Hollis, now flagship for Pacific UDT forces, sailed to Tokyo Bay to assist in the occupation, arriving on 1 September. There she witnessed the formal surrender ceremonies of the Japanese Empire the next day. Following occupation duties the ship sailed for San Diego California, where she arrived on 23 October, and thence via the Panama Canal to Boston. Arriving on 15 February 1946, the transport spent four months at Charleston, S.C., before arriving at Green Cove Springs, Florida, on 13 October 1946. Hollis decommissioned on 5 May 1947 and entered the Atlantic Reserve Fleet.

===Cold War===
With the increase in fleet strength brought about by the Korean War, Hollis recommissioned on 6 April 1951 and conducted shakedown training out of Norfolk, Virginia. The ship sailed from her home port at Naval Amphibious Base Little Creek, Virginia, on 8 October to take part in amphibious exercises in the Caribbean and on the coast of North Carolina, returning 20 November.

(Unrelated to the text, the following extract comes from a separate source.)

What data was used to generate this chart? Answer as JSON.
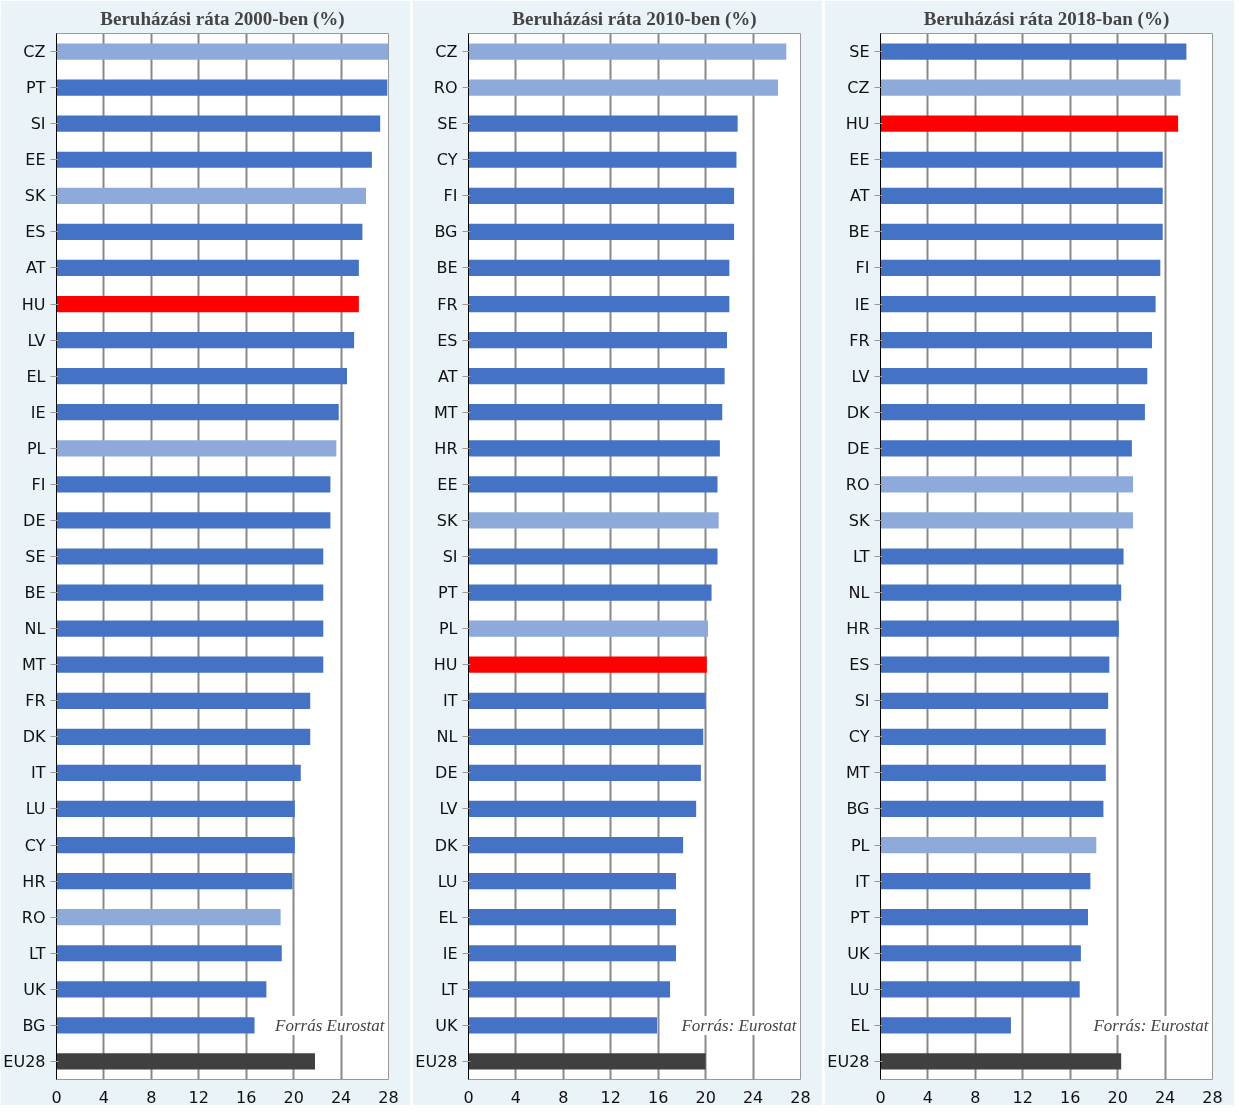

For the next five years Hollis continued to participate in amphibious exercises, antisubmarine training, and maneuvers. In 1954 and 1955 she served briefly as school ship for Fleet Sonar School, Key West, Florida. In 1954 she took part in a North Atlantic cold weather exercise off Labrador, and in 1955 her schedule included a month of training of Naval Reserve Officer Training Corps midshipman training.

===Decommissioning and fate===
Hollis arrived Green Cove Springs, Florida (USA), on 17 July 1956, and decommissioned there 16 October 1956. Stricken from the Navy Register on 15 September 1974, Hollis was sold for scrap on 1 July 1975.

==Namesake==
Ralph Hollis was born on 10 September 1906 in Crawfordville, Georgia. He served in the navy from 1923 to 1926. From 1926 to 1933, he was driver-pump operator with the Palm Beach Fire Dept, then became a lieutenant in the Palm Beach Police Department in charge of radio communications. He was appointed Ensign in the United States Naval Reserve on 21 November 1934 and was called to active duty in May 1941. After attending a special course in communications, Ensign Hollis reported to battleship in September and was promoted to Lieutenant (Junior Grade) on 15 November. Serving as communications officer on board the Arizona, Lt. Hollis was killed during the Japanese attack on Pearl Harbor on 7 December 1941.

==Awards==
Hollis received one battle star for World War II service.